Scraping with Javascript, JQuery and Node.js
OK, I admit it. The biggest thing I knew about Node.js before working with it over the past couple of days was from this video, entitled: “Node.js is Bad Ass Rock Star Tech”.
It still cracks me up. However, after watching this intro video by the creator of Node.js and doing a few Google searches, I have a new (partial) web scraper written in Javascript (and using libraries from Node.js via the Node package manager) that is extremely simple. I’m pretty impressed. I should point out that I’m not trying to run any type of services here, just using Node.js as a scripting environment that I can run on the command line that allows me to use some simple Javascript and JQuery commands to do my web scraping. The code is simple enough that I could reproduce it here, pretty much verbatim (see also the original file in Github).
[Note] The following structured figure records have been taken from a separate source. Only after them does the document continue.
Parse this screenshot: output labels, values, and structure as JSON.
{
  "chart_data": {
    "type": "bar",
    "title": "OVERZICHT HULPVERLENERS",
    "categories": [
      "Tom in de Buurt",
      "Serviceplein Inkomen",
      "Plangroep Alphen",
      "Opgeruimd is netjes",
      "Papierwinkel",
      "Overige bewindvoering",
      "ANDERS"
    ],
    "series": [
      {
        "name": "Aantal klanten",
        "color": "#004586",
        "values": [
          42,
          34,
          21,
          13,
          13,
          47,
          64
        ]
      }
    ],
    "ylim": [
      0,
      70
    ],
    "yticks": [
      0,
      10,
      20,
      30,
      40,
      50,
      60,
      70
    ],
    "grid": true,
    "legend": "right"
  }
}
var $ = require('jquery');
var http = require('http');
var queenpediaSongList =
"http://queenpedia.com/index.php?title=Song_List";
var html = '';
http.get(queenpediaSongList, function(result) {
result.on('data', function(data) {
html += data;
}).on('end', function() {
var songitemsInTables =
$(html).find('#bodyContent > table')
.slice(1).find('td').find('li');
var songitemsInList =
$(html).find('#bodyContent > ul').find('li');
var songitems = $.merge(songitemsInTables, songitemsInList);
songitems.each(function() {
var songtitle = $(this).find('a').text().trim();
var songurl = $(this).find('a').attr('href');
console.log("Song Title = " + songtitle + ",
Song URL = " + songurl);
});
});
});
And there you have it. I should mention that a few of the search results I found for combining JQuery and Node.js seemed to be using some older techniques that might not strictly be necessary. I can’t really comment on those other posts as they might have had different needs than mine. I also can’t comment on whether Node.js is truly Bad Ass Rock Star Tech, but it does work well enough for the simple task that I gave it here.